Jennifer Huddleston, technology policy research fellow at the Cato Institute, told PYMNTS that regulators must take a careful approach as they examine artificial intelligence (AI).

“We’ve seen a sudden advance in AI — and a sudden advance, too, in the conversations about policy surrounding artificial intelligence and machine learning technologies,” she said. The conversation has taken shape, she said, as ChatGPT and AI assistants used in online search functions have risen to prominence.

The approaches to policymaking have been bifurcated, she noted. In the EU, for example, there’s been more emphasis on a “regulatory approach” to technology, where permission (of sorts) from the government needs to be in place before technological innovation gets underway.

In the U.S., generally speaking, “we’ve seen the opposite,” said Huddleston. There’s a “permissionless approach” that lets innovators put forth their ideas, their products and services, and the market determines whether they succeed or fail.

Those approaches are crystallizing, in both the U.S and in Europe, when it comes to AI policy. In Europe, of course, there’s the AI Act, and the U.S. has been home to a lighter touch approach — at least so far.

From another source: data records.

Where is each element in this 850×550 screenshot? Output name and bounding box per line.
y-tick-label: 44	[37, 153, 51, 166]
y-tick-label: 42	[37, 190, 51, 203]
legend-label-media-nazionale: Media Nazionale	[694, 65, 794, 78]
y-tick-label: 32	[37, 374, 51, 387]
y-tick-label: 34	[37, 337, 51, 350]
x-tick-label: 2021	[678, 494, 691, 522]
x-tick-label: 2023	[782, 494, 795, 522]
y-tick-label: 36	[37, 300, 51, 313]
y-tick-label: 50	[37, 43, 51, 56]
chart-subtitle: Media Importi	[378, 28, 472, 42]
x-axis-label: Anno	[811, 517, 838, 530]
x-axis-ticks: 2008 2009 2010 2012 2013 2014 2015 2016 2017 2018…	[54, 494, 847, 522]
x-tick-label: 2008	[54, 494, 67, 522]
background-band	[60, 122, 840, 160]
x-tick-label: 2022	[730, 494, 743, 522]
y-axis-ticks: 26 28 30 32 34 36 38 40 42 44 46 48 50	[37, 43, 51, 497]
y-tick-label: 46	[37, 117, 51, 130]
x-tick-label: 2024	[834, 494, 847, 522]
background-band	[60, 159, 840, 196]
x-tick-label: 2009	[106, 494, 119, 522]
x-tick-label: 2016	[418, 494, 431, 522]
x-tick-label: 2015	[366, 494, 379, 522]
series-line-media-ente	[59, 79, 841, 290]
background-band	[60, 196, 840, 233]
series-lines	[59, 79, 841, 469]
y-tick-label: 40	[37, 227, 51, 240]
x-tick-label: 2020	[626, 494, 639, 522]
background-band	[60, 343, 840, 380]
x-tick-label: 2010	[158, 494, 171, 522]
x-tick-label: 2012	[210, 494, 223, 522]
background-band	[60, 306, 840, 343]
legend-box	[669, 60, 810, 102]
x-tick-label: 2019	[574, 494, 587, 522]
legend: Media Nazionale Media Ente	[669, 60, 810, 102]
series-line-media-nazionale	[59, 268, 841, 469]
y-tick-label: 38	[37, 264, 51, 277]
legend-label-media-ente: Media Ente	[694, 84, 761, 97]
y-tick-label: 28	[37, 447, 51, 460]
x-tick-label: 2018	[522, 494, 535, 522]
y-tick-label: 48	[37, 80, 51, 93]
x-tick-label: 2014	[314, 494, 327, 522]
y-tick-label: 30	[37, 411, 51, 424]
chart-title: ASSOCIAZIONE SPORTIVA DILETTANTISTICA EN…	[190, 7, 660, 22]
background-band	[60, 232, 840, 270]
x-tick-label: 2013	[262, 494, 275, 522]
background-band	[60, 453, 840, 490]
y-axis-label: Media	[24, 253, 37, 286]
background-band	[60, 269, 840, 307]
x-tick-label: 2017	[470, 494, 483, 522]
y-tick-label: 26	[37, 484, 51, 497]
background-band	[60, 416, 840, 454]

What Lies Ahead and Some Key Questions 

Asked by PYMNTS whether we might be headed toward a future where the U.S. Congress becomes the de facto regulator of the AI industry as a whole, Huddleston cautioned that “we have to take a step back first because these are very broad categories [of technology]. I have a lot of caution around calls to say ‘regulate AI writ large.’” AI is being used in several everyday activities, during chatbot interactions or when returning an item through a retailer’s website, she illustrated — and curbing AI’s reach entirely may have a significant impact. She added that regulation needs to look at “specific … clear-cut harm” to ensure that AI’s beneficial aspects are not adversely affected. The concept of harm, and the collection of data and its use, may look different in agriculture, for example, than it does in education.  

With a nod to data and its use, Huddleston said key questions arise when considering how companies use the information and whether they should be held liable for how that data might be used, especially in the case of “misinformation” via bias. Many of the harms that people are concerned about may have existing legal solutions and need not have additional regulation. 

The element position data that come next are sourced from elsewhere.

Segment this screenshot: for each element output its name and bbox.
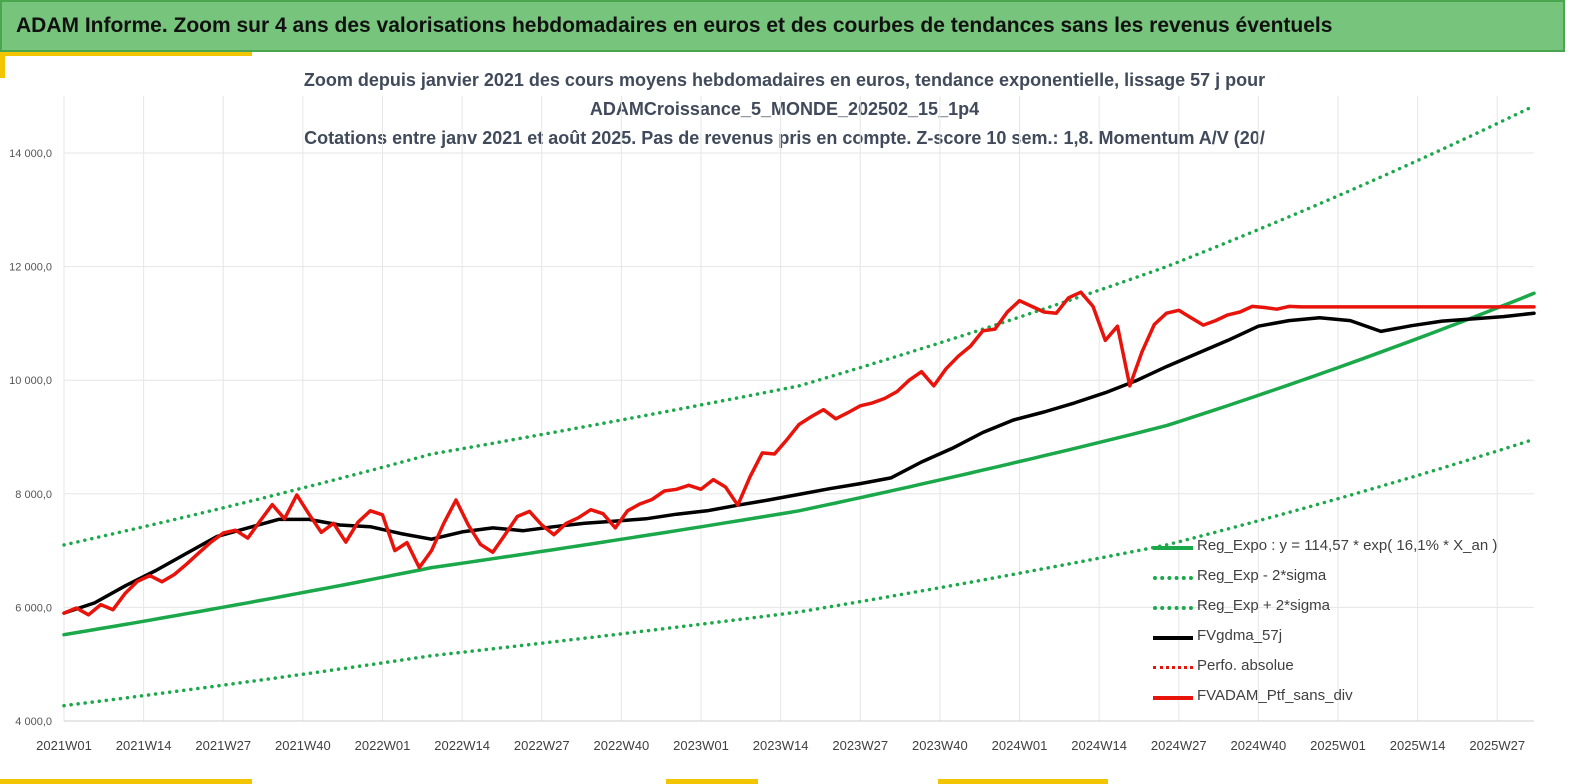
- legend-label-reg-expo: Reg_Expo : y = 114,57 * exp( 16,1% * X_a…: [1197, 537, 1498, 554]
- x-tick-label: 2025W14: [1390, 738, 1446, 753]
- header-banner: ADAM Informe. Zoom sur 4 ans des valoris…: [0, 0, 1565, 52]
- x-tick-label: 2022W01: [355, 738, 411, 753]
- accent-bar-left: [0, 52, 5, 78]
- accent-bar-top: [0, 52, 252, 56]
- y-tick-label: 14 000,0: [9, 148, 52, 160]
- series-reg-minus-2sigma: [62, 437, 1536, 708]
- y-tick-label: 6 000,0: [15, 602, 52, 614]
- legend-swatch-fvadam: [1153, 696, 1193, 700]
- legend-swatch-reg-plus: [1153, 606, 1193, 610]
- x-tick-label: 2021W01: [36, 738, 92, 753]
- y-tick-label: 10 000,0: [9, 375, 52, 387]
- x-tick-label: 2024W01: [992, 738, 1048, 753]
- x-tick-label: 2024W40: [1231, 738, 1287, 753]
- banner-title: ADAM Informe. Zoom sur 4 ans des valoris…: [16, 14, 1333, 37]
- series-fvgdma-57j: [62, 311, 1536, 615]
- x-tick-label: 2025W27: [1469, 738, 1525, 753]
- series-reg-plus-2sigma: [62, 104, 1536, 547]
- x-tick-label: 2021W27: [195, 738, 251, 753]
- x-tick-label: 2023W14: [753, 738, 809, 753]
- series-reg-expo: [62, 291, 1536, 637]
- legend-label-fvadam: FVADAM_Ptf_sans_div: [1197, 687, 1353, 704]
- accent-bar-bottom-2: [666, 779, 758, 784]
- series-fvadam-ptf: [62, 290, 1536, 617]
- x-tick-label: 2023W27: [832, 738, 888, 753]
- legend-swatch-reg-expo: [1153, 546, 1193, 550]
- x-tick-label: 2021W14: [116, 738, 172, 753]
- y-tick-label: 4 000,0: [15, 716, 52, 728]
- legend-label-reg-plus: Reg_Exp + 2*sigma: [1197, 597, 1330, 614]
- chart-title-line-3: Cotations entre janv 2021 et août 2025. …: [304, 128, 1265, 148]
- x-tick-label: 2022W27: [514, 738, 570, 753]
- legend-swatch-reg-minus: [1153, 576, 1193, 580]
- accent-bar-bottom-1: [0, 779, 252, 784]
- x-tick-label: 2022W14: [434, 738, 490, 753]
- legend-label-reg-minus: Reg_Exp - 2*sigma: [1197, 567, 1327, 584]
- y-tick-label: 8 000,0: [15, 489, 52, 501]
- x-tick-label: 2023W40: [912, 738, 968, 753]
- chart-title-line-2: ADAMCroissance_5_MONDE_202502_15_1p4: [589, 99, 980, 119]
- x-tick-label: 2023W01: [673, 738, 729, 753]
- x-tick-label: 2024W27: [1151, 738, 1207, 753]
- chart-title-line-1: Zoom depuis janvier 2021 des cours moyen…: [303, 70, 1266, 90]
- x-tick-label: 2022W40: [594, 738, 650, 753]
- legend-swatch-perfo: [1153, 666, 1193, 669]
- x-tick-label: 2025W01: [1310, 738, 1366, 753]
- legend-label-fvgdma: FVgdma_57j: [1197, 627, 1283, 644]
- legend-label-perfo: Perfo. absolue: [1197, 657, 1294, 674]
- y-tick-label: 12 000,0: [9, 262, 52, 274]
- accent-bar-bottom-3: [938, 779, 1108, 784]
- legend-swatch-fvgdma: [1153, 636, 1193, 640]
- x-tick-label: 2024W14: [1071, 738, 1127, 753]
- x-tick-label: 2021W40: [275, 738, 331, 753]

“If there is going to be any kind of AI regulation, there should at least be some kind of formal delegation and some guardrails from Congress,” said Huddleston, who added that “given the wide range of applications there, you could see several different agencies trying to rush to claim authority over these new ideas.”

The question is whether AI is going to be biased, said Huddleston, “whether implicitly or explicitly, because of the data it is trained on.” One approach to correct bias is to train the models with larger and larger data sets so that those models are less likely to make certain presumptions about, say, images or text. 

“There’s the question of whether AI could actually improve data privacy and security,” she noted to PYMNTS, “as it may be able to identify behavior that is incongruent with someone’s usual password practices.” 

She told PYMNTS, “If we only look at regulation from the point of view of the technologies that we have, rather than considering how innovation may come into play, we might accidentally place roadblocks to things that could wind up being better long term when it comes to data privacy and security.”